Coffee Ratio Calculator

Work out how much coffee to use for your water and brew strength.

ml
1 :

Lower is stronger; 15–18 is typical.

Ground coffee
Cups (250 ml)
Coffee per cup

By weight, 1 ml of water ≈ 1 g. Adjust the ratio to taste and match your grind to the brew method.

Strength is a ratio

Good coffee starts with the proportion of coffee to water. Expressed as 1 : n by weight, a smaller n means more coffee per unit of water and a stronger brew; a larger n means a milder cup.

coffee = water ÷ ratio

Because a millilitre of water weighs about a gram, you can read the water in millilitres and the coffee in grams. Dial in a ratio you like and it scales to any batch size, from a single cup to a full pot.

Worked example

For 500 ml of water at a 1:16 ratio, use about 31 g of ground coffee — a balanced strength. That makes roughly two 250 ml cups, at around 16 g of coffee per cup.

Consistency in the cup

The quickest route to repeatable coffee is to weigh your dose and water and keep the ratio fixed. Once that is steady, you can change one variable at a time — grind, time, temperature — and actually taste the difference.

Barista basics

  • Weigh, don’t scoop. Scoops vary; grams don’t.
  • Ratio sets strength. Grind and time set extraction and flavour.
  • Start at 1:16. Then nudge stronger or milder to taste.
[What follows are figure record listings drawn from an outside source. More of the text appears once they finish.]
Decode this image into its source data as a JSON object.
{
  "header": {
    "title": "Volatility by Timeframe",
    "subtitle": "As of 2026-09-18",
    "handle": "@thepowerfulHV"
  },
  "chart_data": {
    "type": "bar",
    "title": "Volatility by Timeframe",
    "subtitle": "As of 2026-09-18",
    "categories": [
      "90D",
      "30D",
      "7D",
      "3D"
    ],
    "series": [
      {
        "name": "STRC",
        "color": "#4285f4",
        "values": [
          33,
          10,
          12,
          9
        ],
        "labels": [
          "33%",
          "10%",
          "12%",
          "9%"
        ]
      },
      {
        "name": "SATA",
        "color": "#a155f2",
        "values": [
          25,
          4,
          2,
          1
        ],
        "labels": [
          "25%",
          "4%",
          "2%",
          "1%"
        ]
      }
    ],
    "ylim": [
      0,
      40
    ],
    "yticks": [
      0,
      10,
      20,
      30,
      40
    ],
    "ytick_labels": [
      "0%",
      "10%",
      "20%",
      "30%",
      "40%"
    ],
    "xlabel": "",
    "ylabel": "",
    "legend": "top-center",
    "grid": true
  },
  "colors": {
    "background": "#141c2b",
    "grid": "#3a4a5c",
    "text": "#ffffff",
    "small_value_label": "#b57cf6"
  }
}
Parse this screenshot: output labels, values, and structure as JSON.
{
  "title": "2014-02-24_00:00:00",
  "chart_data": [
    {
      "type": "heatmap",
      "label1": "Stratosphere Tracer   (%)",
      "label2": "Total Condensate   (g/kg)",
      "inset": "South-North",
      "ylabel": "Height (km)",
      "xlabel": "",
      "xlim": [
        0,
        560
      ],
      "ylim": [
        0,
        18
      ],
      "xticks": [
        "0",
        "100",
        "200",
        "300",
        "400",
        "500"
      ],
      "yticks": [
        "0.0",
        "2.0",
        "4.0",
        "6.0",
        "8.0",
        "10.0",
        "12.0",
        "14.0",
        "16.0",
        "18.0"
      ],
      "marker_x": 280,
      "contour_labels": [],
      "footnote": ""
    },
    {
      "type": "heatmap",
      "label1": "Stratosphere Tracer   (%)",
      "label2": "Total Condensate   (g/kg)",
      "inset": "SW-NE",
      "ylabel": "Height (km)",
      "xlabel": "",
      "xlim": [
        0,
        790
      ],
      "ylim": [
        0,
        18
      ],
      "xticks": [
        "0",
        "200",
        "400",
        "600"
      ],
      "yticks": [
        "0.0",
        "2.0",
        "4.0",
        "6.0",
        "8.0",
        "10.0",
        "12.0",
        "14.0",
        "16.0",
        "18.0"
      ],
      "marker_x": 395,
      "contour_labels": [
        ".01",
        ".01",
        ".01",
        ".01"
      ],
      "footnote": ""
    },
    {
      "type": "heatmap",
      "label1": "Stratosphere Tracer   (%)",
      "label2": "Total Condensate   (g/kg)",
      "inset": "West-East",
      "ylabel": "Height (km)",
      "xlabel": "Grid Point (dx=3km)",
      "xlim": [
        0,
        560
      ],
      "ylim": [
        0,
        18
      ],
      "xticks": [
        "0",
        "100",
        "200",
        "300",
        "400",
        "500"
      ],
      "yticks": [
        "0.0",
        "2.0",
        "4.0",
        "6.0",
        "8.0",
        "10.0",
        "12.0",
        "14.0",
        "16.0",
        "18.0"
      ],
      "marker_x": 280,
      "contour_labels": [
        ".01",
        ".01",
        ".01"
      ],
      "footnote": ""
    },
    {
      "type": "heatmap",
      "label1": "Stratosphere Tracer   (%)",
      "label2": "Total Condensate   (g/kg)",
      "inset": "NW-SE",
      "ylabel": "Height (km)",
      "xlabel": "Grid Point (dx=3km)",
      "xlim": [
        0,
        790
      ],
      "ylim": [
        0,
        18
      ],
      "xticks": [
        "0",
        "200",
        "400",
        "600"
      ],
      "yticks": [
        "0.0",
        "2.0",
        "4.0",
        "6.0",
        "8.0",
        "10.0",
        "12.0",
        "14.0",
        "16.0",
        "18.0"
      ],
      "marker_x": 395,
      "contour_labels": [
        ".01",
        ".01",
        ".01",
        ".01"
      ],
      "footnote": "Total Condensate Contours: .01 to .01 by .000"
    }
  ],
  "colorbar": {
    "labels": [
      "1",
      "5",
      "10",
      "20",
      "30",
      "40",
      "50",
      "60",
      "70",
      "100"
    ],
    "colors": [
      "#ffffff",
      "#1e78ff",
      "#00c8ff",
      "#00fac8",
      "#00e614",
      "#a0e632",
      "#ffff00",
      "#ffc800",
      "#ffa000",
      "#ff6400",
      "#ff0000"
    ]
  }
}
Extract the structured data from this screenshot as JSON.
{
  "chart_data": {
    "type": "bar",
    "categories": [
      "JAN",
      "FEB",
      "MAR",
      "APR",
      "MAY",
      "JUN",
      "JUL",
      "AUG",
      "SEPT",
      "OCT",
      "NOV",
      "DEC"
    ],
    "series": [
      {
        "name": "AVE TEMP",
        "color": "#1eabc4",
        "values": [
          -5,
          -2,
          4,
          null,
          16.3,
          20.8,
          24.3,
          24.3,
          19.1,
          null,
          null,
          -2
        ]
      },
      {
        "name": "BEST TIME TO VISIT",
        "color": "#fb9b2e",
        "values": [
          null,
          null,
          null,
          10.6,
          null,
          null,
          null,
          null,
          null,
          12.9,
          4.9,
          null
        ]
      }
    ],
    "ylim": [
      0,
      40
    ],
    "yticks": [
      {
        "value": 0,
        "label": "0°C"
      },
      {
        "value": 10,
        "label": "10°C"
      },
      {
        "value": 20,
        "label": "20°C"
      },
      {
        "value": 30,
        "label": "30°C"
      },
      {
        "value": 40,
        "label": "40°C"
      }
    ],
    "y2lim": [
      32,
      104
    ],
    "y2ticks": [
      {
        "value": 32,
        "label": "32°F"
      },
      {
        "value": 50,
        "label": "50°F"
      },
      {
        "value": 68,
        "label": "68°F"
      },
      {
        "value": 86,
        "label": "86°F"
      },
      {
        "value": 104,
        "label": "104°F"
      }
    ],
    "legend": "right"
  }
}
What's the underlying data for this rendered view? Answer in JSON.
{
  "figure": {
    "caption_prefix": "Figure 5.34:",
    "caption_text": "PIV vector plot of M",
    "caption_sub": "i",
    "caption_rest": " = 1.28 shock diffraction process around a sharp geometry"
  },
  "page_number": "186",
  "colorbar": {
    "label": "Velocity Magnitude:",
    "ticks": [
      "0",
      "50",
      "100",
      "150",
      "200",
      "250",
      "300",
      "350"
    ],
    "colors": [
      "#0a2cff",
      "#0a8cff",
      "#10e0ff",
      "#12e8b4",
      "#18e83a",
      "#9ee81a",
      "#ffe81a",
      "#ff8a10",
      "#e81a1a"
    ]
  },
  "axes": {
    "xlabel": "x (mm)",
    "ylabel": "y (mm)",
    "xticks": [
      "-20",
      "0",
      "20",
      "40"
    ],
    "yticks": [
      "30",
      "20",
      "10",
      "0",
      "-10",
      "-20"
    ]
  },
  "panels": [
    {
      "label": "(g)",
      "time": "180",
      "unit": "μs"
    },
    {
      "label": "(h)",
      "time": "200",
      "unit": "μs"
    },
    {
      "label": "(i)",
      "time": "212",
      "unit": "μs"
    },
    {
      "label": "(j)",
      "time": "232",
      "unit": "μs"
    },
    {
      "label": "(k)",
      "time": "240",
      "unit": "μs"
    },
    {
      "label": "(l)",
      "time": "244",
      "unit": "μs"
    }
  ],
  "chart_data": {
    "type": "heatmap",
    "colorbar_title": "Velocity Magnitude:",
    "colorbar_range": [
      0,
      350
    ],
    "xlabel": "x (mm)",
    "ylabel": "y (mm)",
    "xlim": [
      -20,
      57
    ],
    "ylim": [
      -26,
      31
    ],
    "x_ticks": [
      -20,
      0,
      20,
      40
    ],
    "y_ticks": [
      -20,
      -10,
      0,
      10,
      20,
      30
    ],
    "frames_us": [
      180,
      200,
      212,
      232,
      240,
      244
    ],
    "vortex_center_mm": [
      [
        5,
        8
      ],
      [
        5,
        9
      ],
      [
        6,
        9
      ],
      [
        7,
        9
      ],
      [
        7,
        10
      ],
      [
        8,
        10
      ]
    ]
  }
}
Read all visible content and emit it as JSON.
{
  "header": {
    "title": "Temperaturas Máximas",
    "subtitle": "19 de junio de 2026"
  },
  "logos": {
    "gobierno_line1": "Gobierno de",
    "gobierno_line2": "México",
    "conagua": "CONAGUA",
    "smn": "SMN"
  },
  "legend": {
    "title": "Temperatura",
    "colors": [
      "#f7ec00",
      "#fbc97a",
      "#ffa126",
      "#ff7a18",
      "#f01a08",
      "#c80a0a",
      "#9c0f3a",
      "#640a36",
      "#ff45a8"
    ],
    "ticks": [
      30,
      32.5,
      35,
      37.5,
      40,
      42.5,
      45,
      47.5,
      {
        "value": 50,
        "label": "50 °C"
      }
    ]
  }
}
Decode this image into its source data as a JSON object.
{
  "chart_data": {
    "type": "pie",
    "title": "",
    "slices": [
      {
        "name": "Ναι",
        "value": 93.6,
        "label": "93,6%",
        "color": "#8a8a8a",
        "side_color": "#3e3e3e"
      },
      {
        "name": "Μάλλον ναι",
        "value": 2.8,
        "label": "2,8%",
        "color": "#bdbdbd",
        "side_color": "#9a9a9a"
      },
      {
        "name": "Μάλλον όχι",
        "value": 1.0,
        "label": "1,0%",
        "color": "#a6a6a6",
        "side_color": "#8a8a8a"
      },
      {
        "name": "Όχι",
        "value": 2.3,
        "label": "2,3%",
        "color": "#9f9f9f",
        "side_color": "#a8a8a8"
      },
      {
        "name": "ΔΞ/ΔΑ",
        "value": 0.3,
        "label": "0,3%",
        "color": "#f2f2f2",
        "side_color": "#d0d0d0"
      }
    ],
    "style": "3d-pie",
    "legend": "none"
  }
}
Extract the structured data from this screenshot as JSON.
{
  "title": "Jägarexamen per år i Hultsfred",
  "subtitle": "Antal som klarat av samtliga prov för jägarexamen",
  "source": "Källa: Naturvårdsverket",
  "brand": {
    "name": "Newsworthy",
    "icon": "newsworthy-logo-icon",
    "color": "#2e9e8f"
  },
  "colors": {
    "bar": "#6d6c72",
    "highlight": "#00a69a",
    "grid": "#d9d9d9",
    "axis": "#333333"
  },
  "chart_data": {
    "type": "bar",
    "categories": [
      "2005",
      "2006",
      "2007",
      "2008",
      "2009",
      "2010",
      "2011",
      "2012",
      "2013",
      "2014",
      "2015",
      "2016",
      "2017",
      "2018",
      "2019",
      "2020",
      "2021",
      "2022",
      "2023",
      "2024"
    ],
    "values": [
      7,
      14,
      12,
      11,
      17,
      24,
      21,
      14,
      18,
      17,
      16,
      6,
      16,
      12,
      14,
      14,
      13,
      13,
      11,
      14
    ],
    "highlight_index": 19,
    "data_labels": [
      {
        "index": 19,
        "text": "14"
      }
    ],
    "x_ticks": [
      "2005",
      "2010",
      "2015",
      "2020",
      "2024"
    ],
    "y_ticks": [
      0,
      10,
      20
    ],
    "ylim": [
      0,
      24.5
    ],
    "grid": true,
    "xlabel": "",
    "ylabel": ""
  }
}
Frequently asked questions

What is the "golden ratio"?
A common starting point of about 1 part coffee to 15–18 parts water by weight, often quoted as 1:16. It is a guide, not a rule — adjust to taste.
Should I weigh coffee and water?
Weighing both in grams is the most consistent way to brew, since 1 ml of water is about 1 g. A small kitchen scale makes results repeatable.
How do I make it stronger or weaker?
Lower ratios (more coffee per unit of water, like 1:14) brew stronger; higher ratios (like 1:18) brew milder. Change the ratio rather than over- or under-filling.
Does grind size matter too?
Yes. Ratio sets strength, but grind size and brew time affect extraction and flavour. Finer grinds extract faster; match the grind to your brewing method.